Die VEMPs
Die VEMPs (vestibulär evozierten myogenen Potentiale) zu testen gewinnt in der Gleichgewichtsdiagnostik einen immer höheren Stellenwert.
Was sind VEMPs?
Das Gleichgewichtsorgan besteht aus 5 Teilen – 3 knöcherne Halbkreise, die sogenannten Bogengänge, in denen Drehbewegungen des Kopfes gemessen werden und 2 kleine „Säckchen“, Sacculus und Utriculus, sehr kleine Organe mit nur wenigen Kubikmillimeter Volumen, die lineare Beschleunigung wahrnehmen. Durch sie wird zum Beispiel gemessen, wie stark wir beim Autofahren Gas geben und bremsen oder auch das Liftfahren.
Während der vKIT (Video- Kopfimpulstest) die Funktion Drehsensoren beurteilen kann, dienen die VEMPs der Darstellung eben dieser Linearbeschleunigungssensoren Sacculus und Utriculus.
Wie funktioniert die Messung?
Die Messung ist völlig schmerzfrei. Es werden Elektroden an Hals und/oder unter den Augen angebracht. Ins Ohr bekommt man einen Hörer, der während der Messung klickartige Geräusche abgibt. Es ist wichtig, dass Muskeln am Hals angespannt sind während der Messung, denn, wie der Name schon sagt, werden myogene Potentiale gemessen. Das sind Kontraktionen der Muskeln, die durch die Klicks im Ohr stimuliert werden.
Was wird gemessen?
Durch den Klick entsteht im Ohr eine Druckwelle, die durch die Linearbeschleunigungssensoren Sacculus und Utriculus wahrgenommen werden. Diese sind wiederum mit verschiedenen Muskeln des Stützapparates verbunden. Nehmen wir zum Beispiel sehr laute Geräusche wahr, entsteht eine stärkere Druckwelle im Ohr und die Muskeln „zucken“ heftiger. Tatsächlich spüren wir diese Kontraktionen nicht, allerdings können wir sie messen. Da es um den Luftdruck geht, kann die Untersuchung auch bei tauben PatientInnen erfolgreich sein. Sind die Muskeln während der Untersuchung aktiv, können wir das sehen und messen. Regiert der Muskel nicht, funktionieren die Sensoren schlecht oder gar nicht. Sicherstellen muss man vor der Messung, dass der Gehörgang und das Mittelohr frei sind, da auch zum Beispiel Ohrenschmalz zu falschen Ergebnissen führen kann.
Wann wird gemessen?
Vor allem bei chronischen Schwindelerkrankungen kann diese Untersuchung hilfreich sein, um zu einer Diagnose zu gelangen. Beim Morbus Menière (siehe Kapitel „über Schwindel“) kann sie einen sogenannten Hydrops aufzeigen. Auch bei Migräne mit Schwindelepisoden hilft diese Untersuchung um festzustellen, ob das Innenohr betroffen ist.

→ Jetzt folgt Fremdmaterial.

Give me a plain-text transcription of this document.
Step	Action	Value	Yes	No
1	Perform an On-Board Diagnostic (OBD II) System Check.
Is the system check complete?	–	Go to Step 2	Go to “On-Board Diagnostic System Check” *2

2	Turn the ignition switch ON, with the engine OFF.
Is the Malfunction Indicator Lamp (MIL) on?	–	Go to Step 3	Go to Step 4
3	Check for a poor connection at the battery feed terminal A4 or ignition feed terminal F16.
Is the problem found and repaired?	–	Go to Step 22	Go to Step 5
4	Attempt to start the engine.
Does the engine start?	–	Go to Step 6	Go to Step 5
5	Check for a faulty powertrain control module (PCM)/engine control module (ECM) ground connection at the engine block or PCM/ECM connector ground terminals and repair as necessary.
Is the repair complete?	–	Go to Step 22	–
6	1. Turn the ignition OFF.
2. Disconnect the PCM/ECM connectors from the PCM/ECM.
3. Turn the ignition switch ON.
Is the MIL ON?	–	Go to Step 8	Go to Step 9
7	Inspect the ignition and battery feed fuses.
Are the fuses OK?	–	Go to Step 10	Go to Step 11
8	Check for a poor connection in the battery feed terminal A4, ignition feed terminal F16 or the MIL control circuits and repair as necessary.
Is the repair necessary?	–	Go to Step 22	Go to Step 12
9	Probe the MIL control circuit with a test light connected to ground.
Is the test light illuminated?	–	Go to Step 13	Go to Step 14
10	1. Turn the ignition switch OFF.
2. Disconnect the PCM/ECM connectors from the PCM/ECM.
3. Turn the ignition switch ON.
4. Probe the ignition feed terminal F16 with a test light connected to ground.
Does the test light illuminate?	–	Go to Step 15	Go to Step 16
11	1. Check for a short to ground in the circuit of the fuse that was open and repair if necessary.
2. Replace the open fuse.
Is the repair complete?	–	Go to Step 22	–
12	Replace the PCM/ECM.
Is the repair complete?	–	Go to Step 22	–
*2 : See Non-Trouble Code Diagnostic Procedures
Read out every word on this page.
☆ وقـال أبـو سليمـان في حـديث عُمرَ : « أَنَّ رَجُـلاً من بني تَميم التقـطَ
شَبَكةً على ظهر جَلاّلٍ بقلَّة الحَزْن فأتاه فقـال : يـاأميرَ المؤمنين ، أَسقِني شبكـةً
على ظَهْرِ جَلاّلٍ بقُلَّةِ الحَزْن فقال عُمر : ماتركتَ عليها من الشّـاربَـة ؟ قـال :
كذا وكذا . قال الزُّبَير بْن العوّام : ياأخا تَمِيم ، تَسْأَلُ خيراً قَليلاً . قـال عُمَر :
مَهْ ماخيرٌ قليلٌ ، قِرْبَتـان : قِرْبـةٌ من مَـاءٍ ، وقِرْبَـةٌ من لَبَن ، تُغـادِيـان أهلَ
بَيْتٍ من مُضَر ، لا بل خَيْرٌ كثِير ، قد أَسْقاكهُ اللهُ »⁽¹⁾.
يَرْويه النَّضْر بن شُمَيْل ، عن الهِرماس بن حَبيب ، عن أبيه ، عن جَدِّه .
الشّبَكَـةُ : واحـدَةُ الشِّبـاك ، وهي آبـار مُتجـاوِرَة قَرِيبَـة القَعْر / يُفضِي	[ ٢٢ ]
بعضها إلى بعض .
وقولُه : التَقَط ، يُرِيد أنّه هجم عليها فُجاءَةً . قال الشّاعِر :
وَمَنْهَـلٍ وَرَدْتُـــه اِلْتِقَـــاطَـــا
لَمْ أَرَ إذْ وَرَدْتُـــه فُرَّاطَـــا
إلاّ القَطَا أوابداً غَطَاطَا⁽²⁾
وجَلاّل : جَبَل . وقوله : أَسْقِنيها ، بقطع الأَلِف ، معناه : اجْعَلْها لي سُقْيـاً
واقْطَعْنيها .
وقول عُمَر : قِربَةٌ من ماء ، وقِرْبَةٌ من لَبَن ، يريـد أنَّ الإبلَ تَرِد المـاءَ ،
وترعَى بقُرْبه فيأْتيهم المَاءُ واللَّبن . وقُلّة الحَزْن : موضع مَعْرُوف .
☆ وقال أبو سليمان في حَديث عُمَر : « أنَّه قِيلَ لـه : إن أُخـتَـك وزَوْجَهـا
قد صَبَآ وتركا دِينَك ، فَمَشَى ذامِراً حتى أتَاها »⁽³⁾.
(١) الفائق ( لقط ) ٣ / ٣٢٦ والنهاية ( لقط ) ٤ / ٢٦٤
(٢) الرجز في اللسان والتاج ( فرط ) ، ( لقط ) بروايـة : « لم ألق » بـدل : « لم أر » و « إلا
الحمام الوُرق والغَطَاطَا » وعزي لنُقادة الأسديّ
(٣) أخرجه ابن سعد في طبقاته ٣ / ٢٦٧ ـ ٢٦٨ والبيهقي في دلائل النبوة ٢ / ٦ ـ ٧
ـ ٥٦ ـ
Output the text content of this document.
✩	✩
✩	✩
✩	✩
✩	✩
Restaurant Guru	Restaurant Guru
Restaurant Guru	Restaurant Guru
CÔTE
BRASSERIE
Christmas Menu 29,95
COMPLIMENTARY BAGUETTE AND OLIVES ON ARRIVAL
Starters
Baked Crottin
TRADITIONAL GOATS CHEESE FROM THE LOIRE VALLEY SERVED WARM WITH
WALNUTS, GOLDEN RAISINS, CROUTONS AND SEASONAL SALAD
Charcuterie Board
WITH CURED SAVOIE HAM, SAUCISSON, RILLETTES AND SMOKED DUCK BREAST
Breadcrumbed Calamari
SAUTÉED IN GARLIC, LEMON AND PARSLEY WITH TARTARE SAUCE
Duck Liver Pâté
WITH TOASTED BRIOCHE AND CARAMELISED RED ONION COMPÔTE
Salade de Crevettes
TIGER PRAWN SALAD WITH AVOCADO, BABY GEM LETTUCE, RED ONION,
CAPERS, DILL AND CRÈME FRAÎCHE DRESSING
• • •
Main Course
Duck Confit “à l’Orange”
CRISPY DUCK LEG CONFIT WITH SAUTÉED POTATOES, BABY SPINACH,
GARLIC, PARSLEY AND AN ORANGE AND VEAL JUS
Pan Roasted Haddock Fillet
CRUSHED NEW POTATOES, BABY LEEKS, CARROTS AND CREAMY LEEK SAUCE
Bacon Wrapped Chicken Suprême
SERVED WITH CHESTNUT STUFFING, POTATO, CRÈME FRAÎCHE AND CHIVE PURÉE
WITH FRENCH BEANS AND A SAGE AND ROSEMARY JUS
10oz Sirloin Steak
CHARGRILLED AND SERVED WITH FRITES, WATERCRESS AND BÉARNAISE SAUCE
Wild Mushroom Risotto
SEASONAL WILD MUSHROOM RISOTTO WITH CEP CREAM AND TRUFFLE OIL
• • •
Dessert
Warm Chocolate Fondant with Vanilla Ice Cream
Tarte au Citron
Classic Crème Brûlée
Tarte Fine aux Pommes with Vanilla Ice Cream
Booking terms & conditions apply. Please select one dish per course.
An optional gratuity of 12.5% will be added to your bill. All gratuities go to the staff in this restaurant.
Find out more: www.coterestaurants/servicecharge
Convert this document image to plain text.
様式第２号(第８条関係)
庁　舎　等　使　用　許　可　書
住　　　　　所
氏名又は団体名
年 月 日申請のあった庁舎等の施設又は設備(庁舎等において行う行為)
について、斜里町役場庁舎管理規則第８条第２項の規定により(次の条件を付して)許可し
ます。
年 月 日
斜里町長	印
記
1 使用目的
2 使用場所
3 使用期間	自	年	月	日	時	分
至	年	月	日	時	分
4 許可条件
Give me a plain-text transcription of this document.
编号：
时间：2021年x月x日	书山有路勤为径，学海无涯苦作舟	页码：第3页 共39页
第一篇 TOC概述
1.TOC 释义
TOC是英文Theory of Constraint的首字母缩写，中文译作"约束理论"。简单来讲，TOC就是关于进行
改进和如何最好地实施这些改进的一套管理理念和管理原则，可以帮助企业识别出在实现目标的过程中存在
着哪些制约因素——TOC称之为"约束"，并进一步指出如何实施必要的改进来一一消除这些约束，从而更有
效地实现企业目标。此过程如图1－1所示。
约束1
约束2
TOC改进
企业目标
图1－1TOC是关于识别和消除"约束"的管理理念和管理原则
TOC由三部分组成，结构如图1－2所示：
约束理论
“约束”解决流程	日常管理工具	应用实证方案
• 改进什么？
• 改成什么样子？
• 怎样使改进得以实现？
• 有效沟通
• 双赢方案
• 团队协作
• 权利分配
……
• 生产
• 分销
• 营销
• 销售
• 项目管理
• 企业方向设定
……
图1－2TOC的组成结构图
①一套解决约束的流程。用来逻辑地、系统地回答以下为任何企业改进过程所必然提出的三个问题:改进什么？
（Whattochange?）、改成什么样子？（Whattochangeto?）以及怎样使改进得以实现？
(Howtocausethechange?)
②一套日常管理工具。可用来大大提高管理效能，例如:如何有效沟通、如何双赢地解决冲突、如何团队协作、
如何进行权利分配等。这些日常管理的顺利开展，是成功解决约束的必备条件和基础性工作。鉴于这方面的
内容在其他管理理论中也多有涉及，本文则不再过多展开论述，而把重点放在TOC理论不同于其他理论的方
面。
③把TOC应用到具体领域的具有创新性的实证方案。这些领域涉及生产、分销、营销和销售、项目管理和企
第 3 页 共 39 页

Da die VEMPs bei Innenohrerkrankungen sehr früh aufzeigen können, dass etwas nicht in Ordnung ist, sind diese auch in Screeningverfahren, zum Beispiel auch bei Kindern, von Bedeutung. Bei immer wiederkehrendem Lagerungsschwindel zeigen sie einen Schaden früh an, welcher ein Risiko für zukünftige Episoden widerspiegelt. Bei seltenen Erkrankungen wie der Bogengangsdehiszenz (einem fehlenden Knochenanteil bei den Drehsensoren) zeigt sich ein typisches Bild bei der Messung. Auch bei intratympanalen Therapien („Spritze ins Ohr“) sind VEMPs für eine Verlaufskontrolle hilfreich.
Fazit
Durch die schmerzlose und einfache Durchführung des Tests und der deutlichen Aussagekraft werden die VEMPs gerne als Zusatzdiagnostik genutzt, einerseits um eine Diagnose zu bestätigen oder auch andererseits um Krankheiten auszuschließen. Das Ergebnis ist sofort verfügbar. Die Untersuchung dauert ca. 20-30 Minuten und wird bei Bedarf als Folge einer klinischen Schwindeluntersuchung durchgeführt.